Dieser Band geht dem Stand der Integration und Migration in Deutschland aus einer sozialwissenschaftlichen Perspektive nach und behandelt das Thema in komprimierter Form sowie didaktisch aufbereitet. Im Zentrum stehen Bedingungen und Herausforderungen der Integration von Migranten in die Einwanderungsgesellschaft Deutschland. Die Einführung eignet sich auch für das Selbststudium sowie für das vertiefte Nacharbeiten. Die einzelnen Buchbeiträge spiegeln den aktuellen Stand der Forschung wider und zeigen die wichtigsten Erkenntnisse und Entwicklungen des Themas auf. Theoretische, historische und rechtliche Aspekte, die Darstellung von Sozialstruktur, Teilhabe und Wertvorstellungen sowie verschiedene Perspektiven des Zusammenlebens werden behandelt.

Inhaltsverzeichnis

Frontmatter
Einführung: Integration in Deutschland
Zusammenfassung
Ende der 1990er Jahre hat sich Deutschland als Einwanderungsland definiert und damit dem jahrzehntelangen Leugnen der Zuwanderungsrealität ein Ende bereitet. Mit der Anerkennung der Existenz einer Einwanderungsgesellschaft in Deutschland gingen auf politischer Ebene zahlreiche rechtliche und institutionelle Veränderungen einher.
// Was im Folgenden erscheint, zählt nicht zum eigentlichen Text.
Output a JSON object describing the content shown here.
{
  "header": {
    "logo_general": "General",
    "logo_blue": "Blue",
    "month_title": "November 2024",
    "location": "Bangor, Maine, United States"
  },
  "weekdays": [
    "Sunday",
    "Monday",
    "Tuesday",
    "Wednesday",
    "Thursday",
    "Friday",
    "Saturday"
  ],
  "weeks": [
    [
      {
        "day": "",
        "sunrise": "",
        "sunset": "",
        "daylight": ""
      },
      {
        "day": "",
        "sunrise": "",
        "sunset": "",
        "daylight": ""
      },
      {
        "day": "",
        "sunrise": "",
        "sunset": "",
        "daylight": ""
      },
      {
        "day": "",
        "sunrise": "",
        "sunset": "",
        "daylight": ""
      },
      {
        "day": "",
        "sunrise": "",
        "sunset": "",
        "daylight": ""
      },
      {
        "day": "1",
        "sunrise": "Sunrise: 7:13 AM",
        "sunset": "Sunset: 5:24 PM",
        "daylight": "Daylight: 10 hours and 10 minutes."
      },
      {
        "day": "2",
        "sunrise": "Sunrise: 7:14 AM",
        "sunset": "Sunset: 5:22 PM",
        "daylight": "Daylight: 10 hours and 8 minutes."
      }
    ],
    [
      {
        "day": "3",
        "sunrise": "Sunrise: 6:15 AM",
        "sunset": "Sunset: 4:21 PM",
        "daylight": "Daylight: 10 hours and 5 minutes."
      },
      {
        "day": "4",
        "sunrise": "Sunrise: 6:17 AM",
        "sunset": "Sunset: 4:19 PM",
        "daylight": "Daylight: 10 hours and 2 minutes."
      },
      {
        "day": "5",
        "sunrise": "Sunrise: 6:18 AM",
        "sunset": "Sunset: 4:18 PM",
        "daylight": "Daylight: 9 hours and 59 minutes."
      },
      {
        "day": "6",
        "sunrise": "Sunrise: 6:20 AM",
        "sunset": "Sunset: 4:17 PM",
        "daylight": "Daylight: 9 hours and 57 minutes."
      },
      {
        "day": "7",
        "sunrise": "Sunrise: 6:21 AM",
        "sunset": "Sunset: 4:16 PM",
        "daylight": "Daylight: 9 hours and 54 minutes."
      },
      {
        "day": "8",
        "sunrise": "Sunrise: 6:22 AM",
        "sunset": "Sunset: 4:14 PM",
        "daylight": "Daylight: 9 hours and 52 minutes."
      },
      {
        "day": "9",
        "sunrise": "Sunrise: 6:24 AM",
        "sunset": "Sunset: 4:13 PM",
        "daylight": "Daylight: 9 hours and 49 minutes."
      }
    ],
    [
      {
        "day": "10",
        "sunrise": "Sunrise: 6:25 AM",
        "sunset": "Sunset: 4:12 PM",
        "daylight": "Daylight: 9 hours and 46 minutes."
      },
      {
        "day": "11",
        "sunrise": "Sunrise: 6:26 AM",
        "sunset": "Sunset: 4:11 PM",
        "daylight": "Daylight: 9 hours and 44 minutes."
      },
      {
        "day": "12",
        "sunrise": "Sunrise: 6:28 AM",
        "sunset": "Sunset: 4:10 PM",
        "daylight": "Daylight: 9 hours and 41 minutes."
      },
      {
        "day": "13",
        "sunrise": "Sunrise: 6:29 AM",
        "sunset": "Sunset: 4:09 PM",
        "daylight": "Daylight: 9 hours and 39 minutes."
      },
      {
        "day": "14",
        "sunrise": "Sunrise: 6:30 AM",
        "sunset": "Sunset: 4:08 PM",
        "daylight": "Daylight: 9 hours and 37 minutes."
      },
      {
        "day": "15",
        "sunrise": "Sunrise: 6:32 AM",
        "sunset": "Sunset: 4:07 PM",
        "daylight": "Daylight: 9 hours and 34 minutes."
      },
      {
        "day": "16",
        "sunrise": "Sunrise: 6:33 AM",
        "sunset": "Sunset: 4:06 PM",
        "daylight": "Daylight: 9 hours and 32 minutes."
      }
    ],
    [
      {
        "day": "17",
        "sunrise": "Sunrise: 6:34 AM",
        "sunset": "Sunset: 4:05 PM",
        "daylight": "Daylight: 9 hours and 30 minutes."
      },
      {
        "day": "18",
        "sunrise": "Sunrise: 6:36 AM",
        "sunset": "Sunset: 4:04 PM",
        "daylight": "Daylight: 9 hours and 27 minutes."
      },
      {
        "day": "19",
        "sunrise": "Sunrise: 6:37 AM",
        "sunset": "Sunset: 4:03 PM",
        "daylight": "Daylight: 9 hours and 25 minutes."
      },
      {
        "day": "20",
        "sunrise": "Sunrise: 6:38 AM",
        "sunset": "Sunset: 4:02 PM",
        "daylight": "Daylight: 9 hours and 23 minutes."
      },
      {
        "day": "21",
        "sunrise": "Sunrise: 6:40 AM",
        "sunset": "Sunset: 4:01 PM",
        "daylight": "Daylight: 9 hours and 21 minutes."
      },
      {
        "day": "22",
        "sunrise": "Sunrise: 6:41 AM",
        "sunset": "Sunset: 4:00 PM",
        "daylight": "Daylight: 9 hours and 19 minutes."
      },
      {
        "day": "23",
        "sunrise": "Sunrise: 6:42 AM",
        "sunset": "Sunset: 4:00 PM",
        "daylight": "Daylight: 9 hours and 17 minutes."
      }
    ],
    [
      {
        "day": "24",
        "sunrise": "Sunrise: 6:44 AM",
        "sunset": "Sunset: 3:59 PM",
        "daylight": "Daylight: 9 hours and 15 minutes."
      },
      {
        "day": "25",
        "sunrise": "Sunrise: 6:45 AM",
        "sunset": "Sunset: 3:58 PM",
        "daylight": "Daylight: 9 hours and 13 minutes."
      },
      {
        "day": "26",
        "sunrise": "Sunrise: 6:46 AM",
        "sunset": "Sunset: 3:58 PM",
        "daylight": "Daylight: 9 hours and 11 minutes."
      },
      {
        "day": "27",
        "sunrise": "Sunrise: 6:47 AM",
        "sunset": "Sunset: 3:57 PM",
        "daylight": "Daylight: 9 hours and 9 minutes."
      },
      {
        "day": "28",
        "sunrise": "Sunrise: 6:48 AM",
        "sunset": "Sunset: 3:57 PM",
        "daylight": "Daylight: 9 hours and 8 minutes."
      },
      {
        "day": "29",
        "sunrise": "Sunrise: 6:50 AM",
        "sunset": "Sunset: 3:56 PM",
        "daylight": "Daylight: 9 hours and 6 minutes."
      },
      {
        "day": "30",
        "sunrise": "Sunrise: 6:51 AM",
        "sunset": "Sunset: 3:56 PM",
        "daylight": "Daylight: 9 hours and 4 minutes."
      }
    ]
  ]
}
Damit ergab sich ein Paradigmenwechsel von der Abwehr von Zuwanderung und einseitiger Integrationsforderung an Einwanderer hin zu einer gezielten Förderung von (spezifischer) Zuwanderung und zu einer gesamtgesellschaftlichen Verantwortung für Integration, die Klaus Bade als »nachholende Integrationspolitik« (K. J. Bade 2009) bezeichnete.
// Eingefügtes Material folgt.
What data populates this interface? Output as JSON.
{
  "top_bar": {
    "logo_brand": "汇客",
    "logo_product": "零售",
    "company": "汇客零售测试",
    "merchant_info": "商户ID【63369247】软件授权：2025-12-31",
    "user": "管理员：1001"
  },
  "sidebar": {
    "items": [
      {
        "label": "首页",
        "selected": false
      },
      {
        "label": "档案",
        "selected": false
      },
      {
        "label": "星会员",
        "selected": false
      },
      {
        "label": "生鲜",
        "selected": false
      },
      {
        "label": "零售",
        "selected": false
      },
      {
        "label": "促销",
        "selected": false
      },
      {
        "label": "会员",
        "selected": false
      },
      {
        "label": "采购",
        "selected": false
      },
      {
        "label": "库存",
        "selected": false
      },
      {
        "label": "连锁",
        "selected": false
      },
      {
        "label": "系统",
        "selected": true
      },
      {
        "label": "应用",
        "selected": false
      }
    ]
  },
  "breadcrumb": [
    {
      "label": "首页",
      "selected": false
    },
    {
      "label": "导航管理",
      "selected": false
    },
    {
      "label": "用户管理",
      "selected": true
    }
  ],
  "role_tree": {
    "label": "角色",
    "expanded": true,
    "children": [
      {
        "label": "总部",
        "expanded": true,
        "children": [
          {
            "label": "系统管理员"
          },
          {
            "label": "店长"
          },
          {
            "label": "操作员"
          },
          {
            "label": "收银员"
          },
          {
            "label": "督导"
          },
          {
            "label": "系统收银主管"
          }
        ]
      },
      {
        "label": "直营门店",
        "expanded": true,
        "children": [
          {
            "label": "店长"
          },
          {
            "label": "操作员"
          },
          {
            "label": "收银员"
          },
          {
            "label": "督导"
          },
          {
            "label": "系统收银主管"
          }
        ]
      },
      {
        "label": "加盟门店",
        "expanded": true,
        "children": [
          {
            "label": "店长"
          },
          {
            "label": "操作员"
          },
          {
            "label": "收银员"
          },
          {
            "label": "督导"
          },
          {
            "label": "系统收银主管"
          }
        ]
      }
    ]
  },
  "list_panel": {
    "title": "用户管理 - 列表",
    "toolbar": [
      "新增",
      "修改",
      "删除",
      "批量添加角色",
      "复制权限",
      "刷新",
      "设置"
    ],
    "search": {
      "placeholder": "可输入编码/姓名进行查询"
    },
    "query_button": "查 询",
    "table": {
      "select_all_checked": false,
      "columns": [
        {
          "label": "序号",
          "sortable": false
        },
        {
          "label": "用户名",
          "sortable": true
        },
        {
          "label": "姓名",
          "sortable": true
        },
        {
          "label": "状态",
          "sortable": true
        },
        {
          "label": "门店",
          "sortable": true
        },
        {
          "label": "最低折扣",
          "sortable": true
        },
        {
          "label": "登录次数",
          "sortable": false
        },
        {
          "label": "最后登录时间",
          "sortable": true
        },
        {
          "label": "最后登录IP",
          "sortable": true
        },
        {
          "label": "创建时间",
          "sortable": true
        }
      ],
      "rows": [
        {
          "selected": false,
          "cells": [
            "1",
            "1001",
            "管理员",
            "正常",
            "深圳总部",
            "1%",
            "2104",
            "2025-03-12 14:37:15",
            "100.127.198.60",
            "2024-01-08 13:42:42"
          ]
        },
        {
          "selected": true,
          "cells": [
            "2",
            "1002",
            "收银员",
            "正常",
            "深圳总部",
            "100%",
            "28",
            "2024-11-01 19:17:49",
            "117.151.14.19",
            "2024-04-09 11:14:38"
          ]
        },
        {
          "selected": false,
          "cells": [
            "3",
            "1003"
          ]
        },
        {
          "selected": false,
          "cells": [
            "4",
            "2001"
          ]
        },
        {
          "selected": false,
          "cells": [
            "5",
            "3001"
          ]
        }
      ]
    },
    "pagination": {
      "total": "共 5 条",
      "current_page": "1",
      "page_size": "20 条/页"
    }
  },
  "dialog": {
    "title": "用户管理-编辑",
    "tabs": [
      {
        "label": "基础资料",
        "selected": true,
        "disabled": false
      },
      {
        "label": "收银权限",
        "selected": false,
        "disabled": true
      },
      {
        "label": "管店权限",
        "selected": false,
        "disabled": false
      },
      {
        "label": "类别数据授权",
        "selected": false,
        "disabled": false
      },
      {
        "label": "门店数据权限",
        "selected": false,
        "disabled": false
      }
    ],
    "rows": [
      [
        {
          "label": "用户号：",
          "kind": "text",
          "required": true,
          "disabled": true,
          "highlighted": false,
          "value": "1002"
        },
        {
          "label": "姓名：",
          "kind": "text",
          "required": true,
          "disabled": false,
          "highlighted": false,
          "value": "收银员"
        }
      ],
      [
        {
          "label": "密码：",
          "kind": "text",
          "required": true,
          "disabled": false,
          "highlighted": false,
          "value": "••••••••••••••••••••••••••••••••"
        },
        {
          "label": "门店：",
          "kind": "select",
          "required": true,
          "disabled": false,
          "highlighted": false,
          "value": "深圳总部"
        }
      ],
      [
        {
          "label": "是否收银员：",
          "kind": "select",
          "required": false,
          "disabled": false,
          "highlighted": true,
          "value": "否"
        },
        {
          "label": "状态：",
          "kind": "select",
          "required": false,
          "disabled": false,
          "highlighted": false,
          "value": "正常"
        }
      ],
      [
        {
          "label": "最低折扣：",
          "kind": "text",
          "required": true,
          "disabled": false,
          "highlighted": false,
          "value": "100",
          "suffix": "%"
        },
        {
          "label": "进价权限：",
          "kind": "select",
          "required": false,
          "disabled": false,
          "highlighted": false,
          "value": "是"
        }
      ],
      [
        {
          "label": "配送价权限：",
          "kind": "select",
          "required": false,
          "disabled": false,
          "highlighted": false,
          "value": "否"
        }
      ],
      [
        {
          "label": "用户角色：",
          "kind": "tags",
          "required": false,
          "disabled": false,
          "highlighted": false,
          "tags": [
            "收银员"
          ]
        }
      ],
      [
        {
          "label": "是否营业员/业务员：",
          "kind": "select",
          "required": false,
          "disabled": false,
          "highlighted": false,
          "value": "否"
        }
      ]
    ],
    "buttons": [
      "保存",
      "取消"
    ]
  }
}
Martina Sauer, Heinz Ulrich Brinkmann
Theorien der Integration von Migranten– Stand und Entwicklung
Zusammenfassung
Der Buchbeitrag stellt zentrale Theorien der Integration von Migranten in die Einwanderungs-gesellschaften vor. Nach einer Klärung der zentralen Konzepte der Integration und der Assimilation werden sowohl klassische als auch aktuelle Integrationstheorien sowie die Kritik an diesen Theorien vorgestellt und an einem Datenbeispiel erläutert. Während ältere Integrationstheorien davon ausgehen, dass Migranten in erster Linie durch eine Angleichung an die ethnische Mehrheit in die Einwanderungsgesellschaften integriert werden, betonen neuere Theorien Alternativen zur Assimilation, bzw. haben ein offeneres Verständnis von Integration und Assimilation. Welche Theorie Integrationsprozesse am besten beschreibt und erklärt, ist nicht in allen Kontexten und für alle Migranten gleich und muss in jedem einzelnen Fall empirisch geklärt werden.
Silke Hans
Europäische und deutsche Migrationsverhältnisse im 19. und 20. Jahrhundert
Zusammenfassung
Migration bildete in den vergangenen zwei Jahrhunderten ein zentrales Element gesellschaftlichen und kulturellen Wandels in Deutschland sowie in ganz Europa. Ökonomische Transformation war im gesamten Untersuchungszeitraum abhängig von der Verfügbarkeit des Produktionsfaktors Arbeit und von der Bewegung von Arbeitskräften im Raum zur Erschließung standortgebundener natürlicher Ressourcen. Die Entwicklung räumlicher Bevölkerungsbewegungen blieb aber auch gebunden an die Genese von Herrschaftsverhältnissen: Individuelles ebenso wie kollektives Handeln von (potentiellen) Migranten unterlag politischen, administrativen und institutionellen Einflüssen bzw. Einflussnahmen. Zwangs- bzw. Gewaltmigrationen wiederum waren Ausdruck der staatlichen und gesellschaftlichen Akzeptanz der Beschränkung von Freiheit sowie von körperlicher Unversehrtheit. Menschen reagierten auf bewaffnete Konflikte mit Bewegungen im Raum.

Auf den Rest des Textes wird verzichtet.